Symphony in D minor
At-A-Glance
Orchestration: 2 flutes, 2 oboes, English horn, 2 clarinets, bass clarinet, 2 bassoons, 4 horns, 2 cornets, 2 trumpets, 3 trombones, tuba, timpani, harp, and strings.
First Los Angeles Philharmonic performance: November 11, 1920, Walter Henry Rothwell conducting.
About this Piece
After a childhood during which his prowess as a pianist was exploited mercilessly by an ambitious father, César Franck (1822-1890) eventually became a thoughtful and serious composer of music of many sorts. The works for which he is justly celebrated, however, date from his later years. Franck’s last decade was an intense one, a creative period during which he produced several major chamber works (including the Violin Sonata, which Pinchas Zukerman and Marc Neikrug will perform during a Celebrity Recital in November), a pair of symphonic poems, and an oratorio. He also began – but did not complete – two operas.
It was perhaps the greatest opera composer of the time, Richard Wagner, whose influence is felt in the atmospheric opening of the Symphony in D minor (Franck’s second work in the form after a now-neglected work from his late teen years). The rich blending of low string sonorities with sustained chords in the winds reveals the composer’s long-standing familiarity with the organ, an instrument which allowed Franck to combine his performance skills with composing. (When Franck’s Six Pièces were published in 1868, Franz Liszt declared them to be worthy of “a place beside the masterpieces of Bach.”) Liszt was an ardent supporter of Wagner, and his musical influence is also echoed in Franck’s Symphony, in the use of recurring melodic materials (a technique which became known as cyclic form). Liszt also inspired Franck to continue the development of the hybrid form (uniting a specific dramatic idea with purely instrumental music) which we know as the symphonic poem.

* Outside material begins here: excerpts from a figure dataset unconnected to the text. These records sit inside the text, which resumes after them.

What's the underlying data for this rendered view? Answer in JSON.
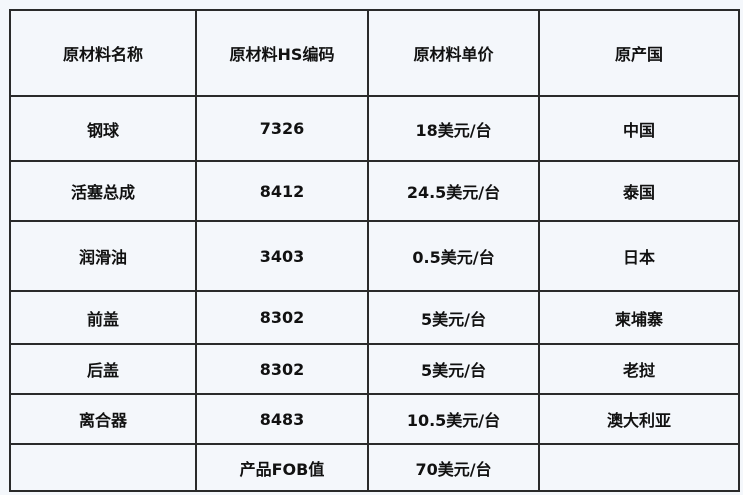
{
  "headers": [
    "原材料名称",
    "原材料HS编码",
    "原材料单价",
    "原产国"
  ],
  "rows": [
    [
      "钢球",
      "7326",
      "18美元/台",
      "中国"
    ],
    [
      "活塞总成",
      "8412",
      "24.5美元/台",
      "泰国"
    ],
    [
      "润滑油",
      "3403",
      "0.5美元/台",
      "日本"
    ],
    [
      "前盖",
      "8302",
      "5美元/台",
      "柬埔寨"
    ],
    [
      "后盖",
      "8302",
      "5美元/台",
      "老挝"
    ],
    [
      "离合器",
      "8483",
      "10.5美元/台",
      "澳大利亚"
    ],
    [
      "",
      "产品FOB值",
      "70美元/台",
      ""
    ]
  ]
}
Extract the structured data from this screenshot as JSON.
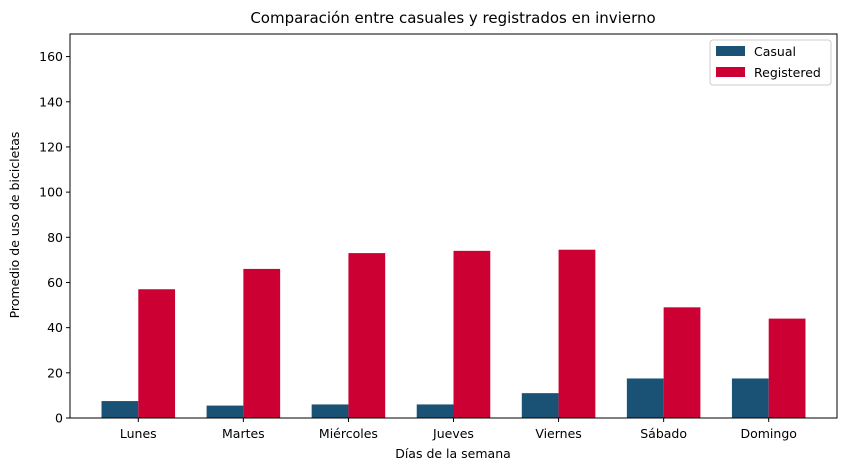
{
  "chart_data": {
    "type": "bar",
    "title": "Comparación entre casuales y registrados en invierno",
    "xlabel": "Días de la semana",
    "ylabel": "Promedio de uso de bicicletas",
    "categories": [
      "Lunes",
      "Martes",
      "Miércoles",
      "Jueves",
      "Viernes",
      "Sábado",
      "Domingo"
    ],
    "series": [
      {
        "name": "Casual",
        "color": "#1a5276",
        "values": [
          7.5,
          5.5,
          6,
          6,
          11,
          17.5,
          17.5
        ]
      },
      {
        "name": "Registered",
        "color": "#cc0033",
        "values": [
          57,
          66,
          73,
          74,
          74.5,
          49,
          44
        ]
      }
    ],
    "ylim": [
      0,
      170
    ],
    "yticks": [
      0,
      20,
      40,
      60,
      80,
      100,
      120,
      140,
      160
    ],
    "grid": false,
    "legend_position": "top-right"
  }
}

Without any need for analyzing the D-minor Symphony’s structure or Franck’s composing technique, however, the listener who surrenders to the emotional elements in Franck’s music is drawn into a universe of yearning and questing, of searching and seeking. The opening movement makes its way from the uncertain introduction to an affirmative climax, with the organist-composer pulling out all the stops. In the single middle movement, where most symphonies have a slow movement and a scherzo, Franck blends the two in a complex union of repose and anxiety. The haunting scoring unites the string section and the harp in a pizzicato accompaniment to a plaintive English horn. (Contemporary critics chastised Franck for using this lower-pitched cousin of the oboe in a symphony, and yet Berlioz – and Haydn, too – had done so, years before, without provoking any scandal!) In his description of the triumphant last movement, Franck wrote about his utilization of a technique also employed by Beethoven: “The finale, as in Beethoven’s Ninth Symphony, recalls all the themes. But they do not appear as mere quotations. I make something of them, they become new elements.”
This work has gone in and out of favor over the years. It was a brand-new addition to the repertory of conductor Otto Klemperer when he came to the Los Angeles Philharmonic in 1933, and it has proved attractive to conductors from Toscanini and Furtwängler to Monteux and Bernstein. Clearly, there are depths to be explored and musical messages to be communicated.